The South African Rand continued to nurse some more losses on Friday, following a sharp rise in the previous session, on the back of a stronger dollar. The local unit’s previous rally continues to fade, with weeks’ worth of gains being eroded in the process. The recent spike in US Treasury yields underpins broader price movements in global markets, with most EM’s feeling the squeeze and the pressure. The rand rose to a high of R15.1924/$ and dipped to a low of R14.8021/$ before ending the session at R15.0926/$.
On Friday, data showed a decline in South Africa’s trade surplus from R33.06 billion in December to R11.83 billion. This came after exports slipped by 13.%, while imports saw an increase of 4.2%. Also on Friday, data showed that growth in private sector credit has narrowed from 3.55% to 3.26 YoY.

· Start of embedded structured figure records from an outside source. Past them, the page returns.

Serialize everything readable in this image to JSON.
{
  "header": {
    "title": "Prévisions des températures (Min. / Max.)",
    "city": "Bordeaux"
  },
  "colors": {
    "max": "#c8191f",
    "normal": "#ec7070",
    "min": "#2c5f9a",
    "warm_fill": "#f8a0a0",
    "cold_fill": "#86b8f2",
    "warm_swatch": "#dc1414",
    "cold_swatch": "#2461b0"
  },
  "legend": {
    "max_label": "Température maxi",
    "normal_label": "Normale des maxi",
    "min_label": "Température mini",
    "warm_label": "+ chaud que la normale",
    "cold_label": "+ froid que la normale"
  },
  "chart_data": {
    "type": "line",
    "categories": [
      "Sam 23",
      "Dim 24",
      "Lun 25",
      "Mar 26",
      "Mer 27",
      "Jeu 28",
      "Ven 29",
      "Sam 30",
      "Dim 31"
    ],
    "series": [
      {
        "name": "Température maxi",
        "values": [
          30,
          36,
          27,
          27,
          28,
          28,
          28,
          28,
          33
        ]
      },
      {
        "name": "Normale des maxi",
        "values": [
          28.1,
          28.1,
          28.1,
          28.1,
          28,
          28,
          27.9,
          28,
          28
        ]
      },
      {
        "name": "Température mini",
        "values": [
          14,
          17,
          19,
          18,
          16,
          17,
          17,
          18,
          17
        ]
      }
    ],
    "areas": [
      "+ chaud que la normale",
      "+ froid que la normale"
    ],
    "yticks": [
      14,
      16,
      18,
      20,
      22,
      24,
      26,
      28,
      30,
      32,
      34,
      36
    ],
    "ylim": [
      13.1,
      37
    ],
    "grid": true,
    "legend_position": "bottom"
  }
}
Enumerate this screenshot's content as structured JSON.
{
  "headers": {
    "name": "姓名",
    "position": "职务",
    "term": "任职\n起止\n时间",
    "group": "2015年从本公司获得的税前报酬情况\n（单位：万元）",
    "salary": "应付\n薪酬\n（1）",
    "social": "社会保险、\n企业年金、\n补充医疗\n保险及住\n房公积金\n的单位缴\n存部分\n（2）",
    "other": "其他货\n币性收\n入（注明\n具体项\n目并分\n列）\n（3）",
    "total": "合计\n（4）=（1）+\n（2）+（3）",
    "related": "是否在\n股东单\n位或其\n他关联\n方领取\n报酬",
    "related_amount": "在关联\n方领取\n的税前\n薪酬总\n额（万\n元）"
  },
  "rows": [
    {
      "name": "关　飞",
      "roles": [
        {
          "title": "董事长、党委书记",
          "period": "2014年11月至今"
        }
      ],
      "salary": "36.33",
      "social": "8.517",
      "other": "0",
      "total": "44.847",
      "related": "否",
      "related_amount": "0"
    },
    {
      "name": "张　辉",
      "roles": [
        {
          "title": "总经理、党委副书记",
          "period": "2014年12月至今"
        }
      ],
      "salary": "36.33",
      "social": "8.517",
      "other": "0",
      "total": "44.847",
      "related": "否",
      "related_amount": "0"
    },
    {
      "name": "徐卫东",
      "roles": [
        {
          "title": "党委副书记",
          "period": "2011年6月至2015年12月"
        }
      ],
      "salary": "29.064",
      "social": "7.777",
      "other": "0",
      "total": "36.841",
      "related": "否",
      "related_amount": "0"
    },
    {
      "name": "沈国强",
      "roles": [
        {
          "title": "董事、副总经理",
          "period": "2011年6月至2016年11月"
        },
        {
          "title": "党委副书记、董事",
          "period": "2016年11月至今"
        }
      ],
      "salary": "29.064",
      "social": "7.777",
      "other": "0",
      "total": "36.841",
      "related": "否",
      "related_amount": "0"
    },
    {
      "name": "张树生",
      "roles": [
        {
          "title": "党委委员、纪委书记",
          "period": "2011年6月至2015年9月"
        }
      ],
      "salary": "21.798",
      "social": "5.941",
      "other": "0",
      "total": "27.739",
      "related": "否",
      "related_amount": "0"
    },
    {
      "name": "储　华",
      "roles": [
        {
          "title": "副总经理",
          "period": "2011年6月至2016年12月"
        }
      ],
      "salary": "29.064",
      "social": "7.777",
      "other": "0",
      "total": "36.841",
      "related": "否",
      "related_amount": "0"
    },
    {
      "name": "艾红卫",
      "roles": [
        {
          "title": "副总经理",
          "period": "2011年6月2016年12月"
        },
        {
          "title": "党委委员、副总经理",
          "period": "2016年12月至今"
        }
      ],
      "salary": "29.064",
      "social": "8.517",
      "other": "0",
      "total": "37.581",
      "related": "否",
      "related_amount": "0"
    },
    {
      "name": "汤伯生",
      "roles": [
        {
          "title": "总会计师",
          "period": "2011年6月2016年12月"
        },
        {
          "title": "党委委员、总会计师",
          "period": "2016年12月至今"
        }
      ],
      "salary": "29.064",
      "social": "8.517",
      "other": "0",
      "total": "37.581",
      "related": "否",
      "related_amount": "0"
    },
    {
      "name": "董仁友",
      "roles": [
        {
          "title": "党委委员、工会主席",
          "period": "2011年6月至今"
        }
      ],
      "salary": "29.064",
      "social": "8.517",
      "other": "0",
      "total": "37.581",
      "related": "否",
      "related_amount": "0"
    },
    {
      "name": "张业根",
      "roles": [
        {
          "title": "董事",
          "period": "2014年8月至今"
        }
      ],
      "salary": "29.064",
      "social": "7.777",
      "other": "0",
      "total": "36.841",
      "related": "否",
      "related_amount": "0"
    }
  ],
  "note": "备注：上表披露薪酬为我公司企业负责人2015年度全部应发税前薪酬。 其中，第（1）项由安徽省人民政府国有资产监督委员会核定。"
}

Last night during his address, the President announced that the country will be moving to alert level 1. Where curfew will now be between 00:00 and 4:00 am, with regulation on gathering and alcohol eased, amongst other things. He further outline on the country’s progress on the vaccination front, along with plans to ensure more success in vaccinating the nation.
We are a little short on the local data card today, although internationally we have an array of data due for the today. The rand will most likely continue to follow global markets trends today.
The dollar was firmer on Friday as positive consumer spending data urged dollar demand. Coupled with higher expected inflation that continued to push Treasury yields higher, and overall optimism around a rebound in the US economy, gave a needed sentiment boost, allowing the once beaten dollar to conclude the week on a positive note. The dollar index reached its session peak and ended it at 90.959.
The euro came off Thursday’s highs, trading lower intraday with multiple failed attempts to bounce off support levels to stage a rebound. Contrary to what is happening to the dollar, the euro lost ground as a result of rising yields as the ECB’s bond-purchasing program was meant to reduce the cost of borrowing during the pandemic, but the Eurozone is set for its biggest bond yield uptick in three years, with the single currency feeling the brunt of a lack of investor support. The single currency weakened to $1.2061 and ended the session at $1.2069.
The pound traded weaker on Friday as investors partook in profit-taking as the currency traded too close for comfort to its 2018 post-Brexit level. The pound recently saw gains on the back of rising UK government yields as recovery optimism grew, but the BOE’s warnings about rising inflation pressures and recent dollar strength, support fell through for sterling. The pound weakened to $1.3887 and ended the session at $1.3928.